読売新聞 / 2024年10月15日 16時13分

「心の荷が下りた」と看板を見つめる高橋さん(13日、沼津市で)

 1966年に清水市(現・静岡市清水区)で一家4人が殺害された事件で、袴田巌さん(88)の再審無罪が確定したことを受け、沼津市出身で群馬県の高橋国明さん(74)は13日、両親が経営していた同市内の刃物店の看板を下ろした。「ようやく区切りを迎えられた」。母親の不本意な証言などを基に検察側は袴田さんが同市内で凶器の「くり小刀」を購入したと主張。母は証言を後悔していたからだ。

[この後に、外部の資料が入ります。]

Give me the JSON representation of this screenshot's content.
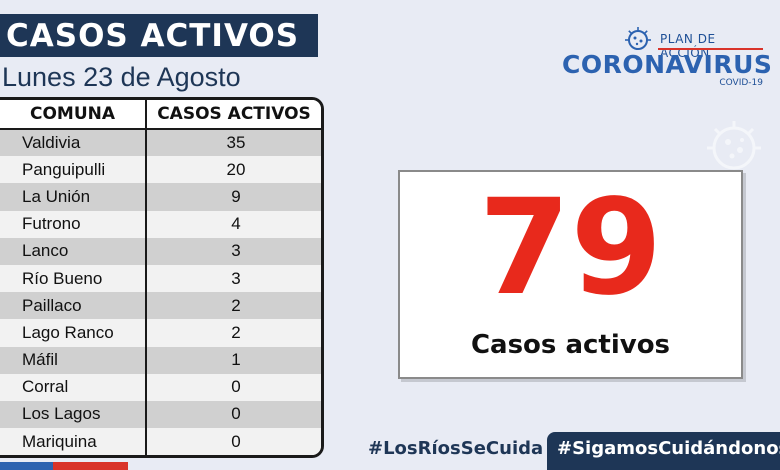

 事件後、両親の店に捜査員が訪れた。20~30枚の顔写真を見せられた母はその際は「見たことがある人はいない」と答えたものの、静岡地裁での1審で「事件前に袴田さんを見たことがある」という趣旨の証言をしてしまい、晩年、「思っていることと違う」と後悔したまま、昨年2月に亡くなった。

 高橋さんは袴田さんの支援を続け、街頭でのビラ配りなどをしてきた。集会で会った袴田さんの姉ひで子さん(91)に謝罪すると、「あなたも大変だったと思う」と声を掛けられた。

 9月26日の判決は法廷で見守った。判決で、母の証言は「被告人の犯人性を積極的に推認させるものではない」とされた。「これで両親の肩の荷も軽くなるのではないか」

 判決後、沼津市内にある両親の墓前に袴田さんの無罪を報告。13日には、2011年に閉店した刃物店の看板を取り外し、両親の遺影を手に家族8人で見守った。

 「無罪が確定したら看板を下ろそうと思っていた。私たちの家族にとって一区切りになった」と高橋さん。「検察側の証人となった両親に代わり、改めて袴田さんやひで子さんにおわび申し上げます」と語った。